Taiwan Power Co (Taipower, 台電) is expected to submit a plan to restart two decommissioned nuclear power plants to the Nuclear Safety Commission by March next year, the Ministry of Economic Affairs said yesterday.
The ministry in a statement said that it has approved Taipower’s evaluation report, which found it was feasible to restart the Guosheng Nuclear Power Plant in New Taipei City’s Wanli District (萬里) and the Ma-anshan Nuclear Power Plant in Pingtung County’s Hengchun Township (恆春).
However, the report concluded that restarting the Jinshan Nuclear Power Plant in New Taipei City’s Shihmen District (石門) was not feasible, because its two reactors were decommissioned more than eight years ago and its equipment has severely aged, the ministry said.
Photo: Tsai Tsung-hsien, Taipei Times
Following the evaluation, Taipower would draft restart plans for the two nuclear power plants and launch safety inspections, including assessments of how badly the plants’ equipment has aged and their seismic resilience, it said.
Inspections at the Ma-anshan plant would require peer review and assistance from the original manufacturer, a process that is expected to take about one-and-a-half to two years to complete, the ministry added.

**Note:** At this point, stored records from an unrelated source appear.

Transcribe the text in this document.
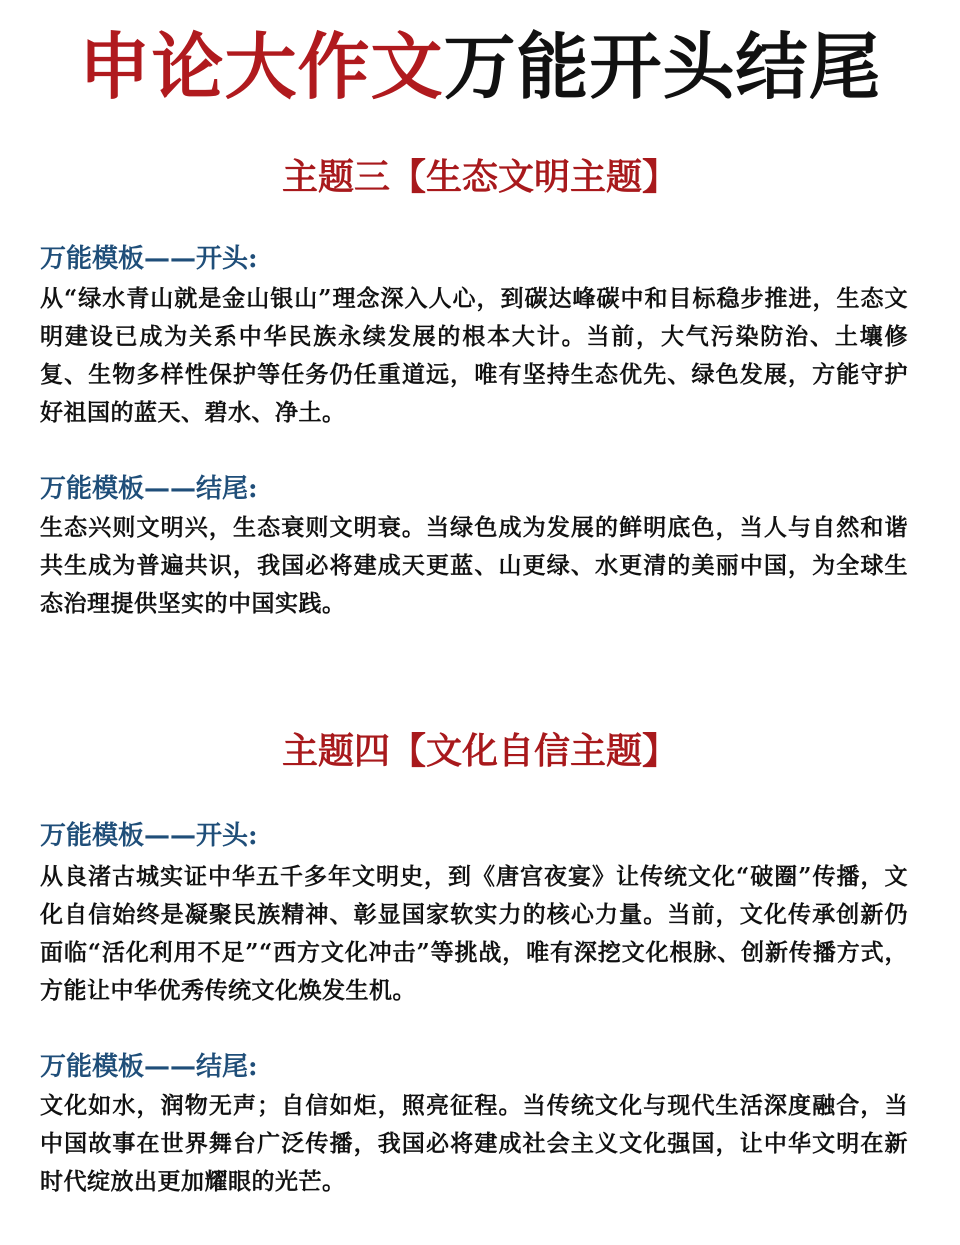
申论大作文万能开头结尾
主题三【生态文明主题】
万能模板——开头:
从“绿水青山就是金山银山”理念深入人心，到碳达峰碳中和目标稳步推进，生态文明建设已成为关系中华民族永续发展的根本大计。当前，大气污染防治、土壤修复、生物多样性保护等任务仍任重道远，唯有坚持生态优先、绿色发展，方能守护好祖国的蓝天、碧水、净土。
万能模板——结尾:
生态兴则文明兴，生态衰则文明衰。当绿色成为发展的鲜明底色，当人与自然和谐共生成为普遍共识，我国必将建成天更蓝、山更绿、水更清的美丽中国，为全球生态治理提供坚实的中国实践。
主题四【文化自信主题】
万能模板——开头:
从良渚古城实证中华五千多年文明史，到《唐宫夜宴》让传统文化“破圈”传播，文化自信始终是凝聚民族精神、彰显国家软实力的核心力量。当前，文化传承创新仍面临“活化利用不足”“西方文化冲击”等挑战，唯有深挖文化根脉、创新传播方式，方能让中华优秀传统文化焕发生机。
万能模板——结尾:
文化如水，润物无声；自信如炬，照亮征程。当传统文化与现代生活深度融合，当中国故事在世界舞台广泛传播，我国必将建成社会主义文化强国，让中华文明在新时代绽放出更加耀眼的光芒。
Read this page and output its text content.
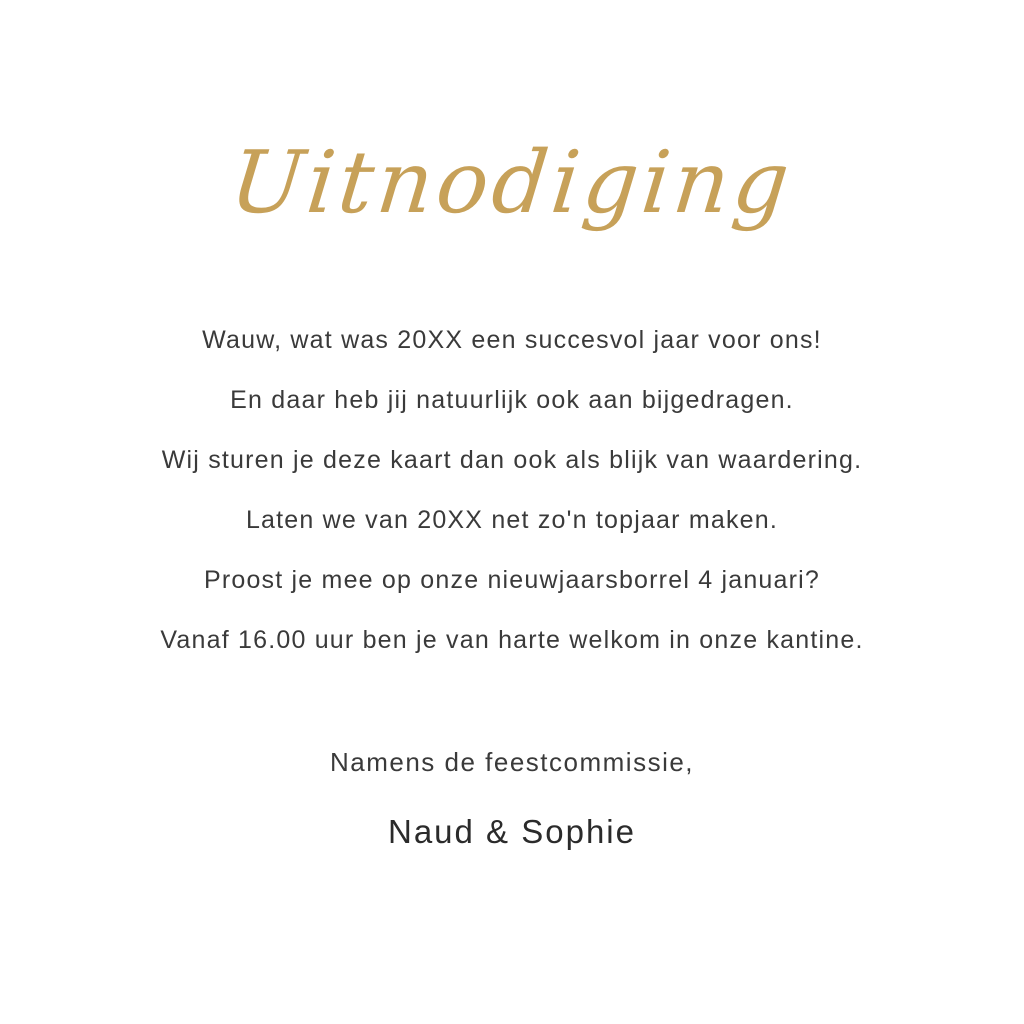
Uitnodiging
Wauw, wat was 20XX een succesvol jaar voor ons!
En daar heb jij natuurlijk ook aan bijgedragen.
Wij sturen je deze kaart dan ook als blijk van waardering.
Laten we van 20XX net zo'n topjaar maken.
Proost je mee op onze nieuwjaarsborrel 4 januari?
Vanaf 16.00 uur ben je van harte welkom in onze kantine.
Namens de feestcommissie,
Naud & Sophie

The process would take longer at the Guosheng plant, because its used nuclear fuel must be removed from the reactor and stored before safety inspections can be carried out, the ministry said.
The evaluation report was carried out in response to amendments to the Nuclear Reactor Facilities Regulation Act (核子反應器設施管制法) passed in May, which provide a legal basis for continuing to operate nuclear power plants even after they have entered the decommissioning stage.
The No. 2 reactor at the Ma-anshan Nuclear Power Plant was shut down on May 17.
Taiwan’s three nuclear power plants, which generated about 15 percent of the nation’s electricity as recently as 2014, have all been decommissioned.
Nuclear power advocates have said the plants should be restarted and that the Fourth Nuclear Power Plant in New Taipei City’s Gongliao District (貢寮), which was close to completion before being mothballed in 2014, be opened and used to give Taiwan a source of low-emission electricity.
The Energy Administration said that for the first nine months of this year, about 85 percent of Taiwan’s electricity was generated by fossil fuels.